The banker states to everyone at the party that he believes the death penalty is more humane and moral than life in prison.
"I have not tried either the death penalty or imprisonment for life, but if one may judge a priori, the death penalty is more moral and more humane than imprisonment for life. Capital punishment kills a man at once, but lifelong imprisonment kills him slowly. Which executioner is the more humane, he who kills you in a few minutes or he who drags the life out of you in the course of many years?"

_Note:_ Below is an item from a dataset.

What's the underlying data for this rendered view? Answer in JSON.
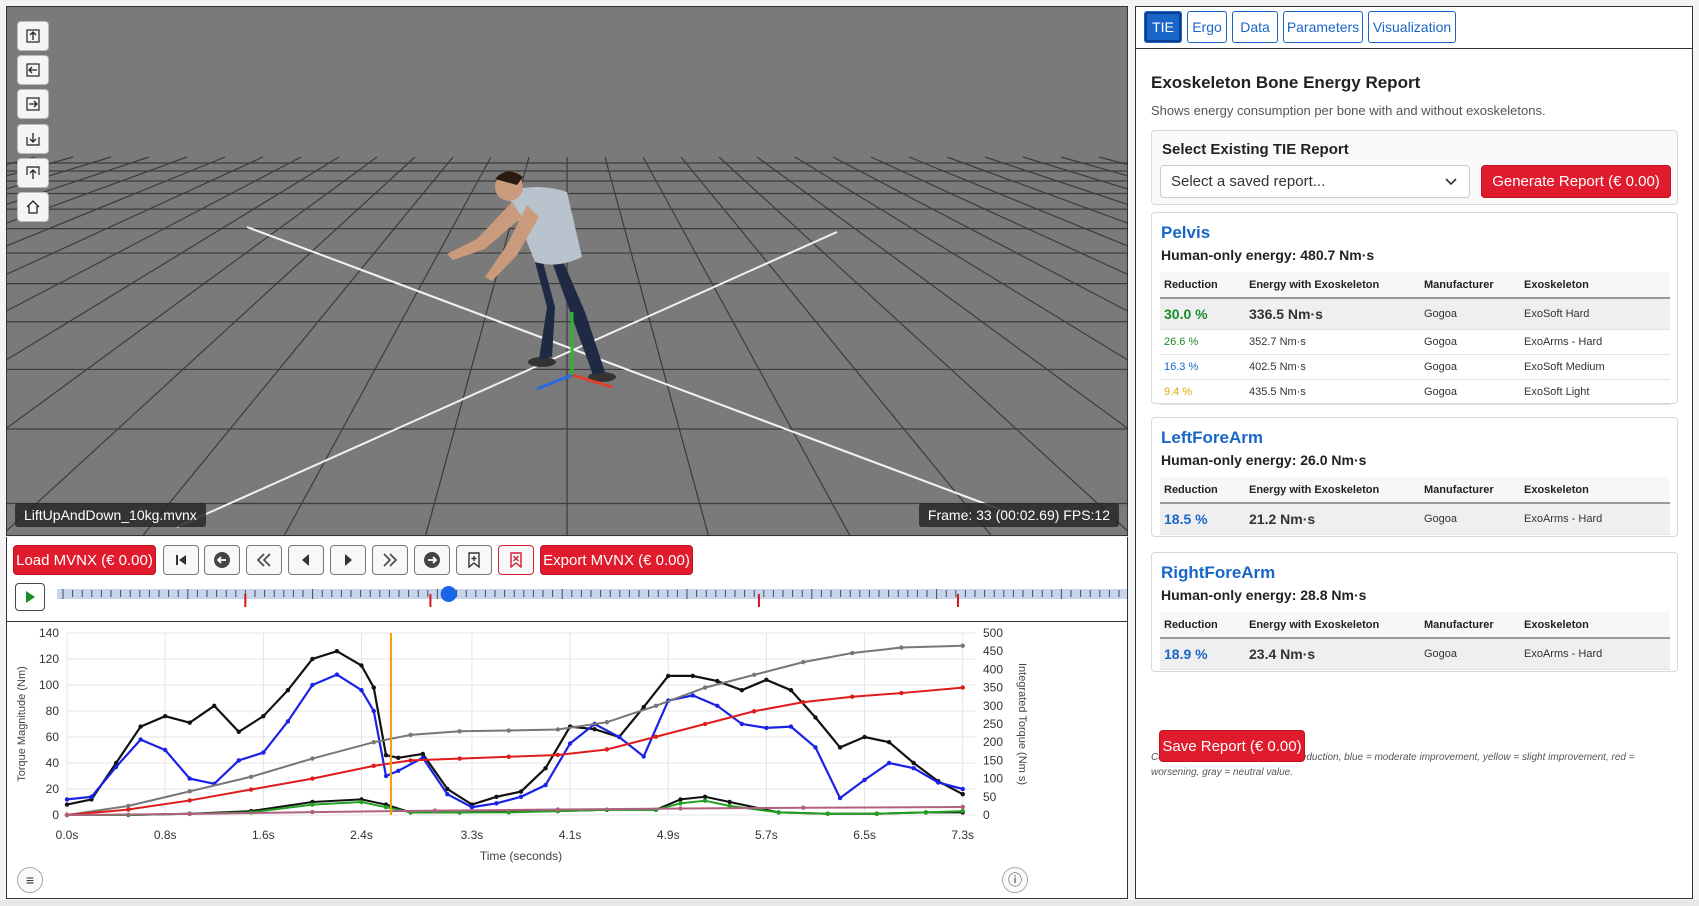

Asking about what he values most in life based on that quote is an interesting question, and readers have to infer through this indirect characterization what the banker might value most. I think that it could be argued that the banker values most a hedonistic life style. He lives for pleasure, and if he is not having any fun, then he isn't accomplishing what he was put on Earth to do. To the banker, life without fun isn't worth living. That's why he believes an immediate execution is preferable to life in prison. Life with suffering isn't worth living. Readers get a bit of support to this character trait moments after he and the lawyer agree to the bet.
The banker, spoilt and frivolous, with millions beyond his reckoning, was delighted at the bet.
The banker has more money than he knows what to do with. The money being put on the line is a trivial amount to him, and it is entirely worth the money because the bet is simply something fun for him to spend his money on. Putting a man in prison for 15 years doesn't concern him as long as the banker is having fun with the bet.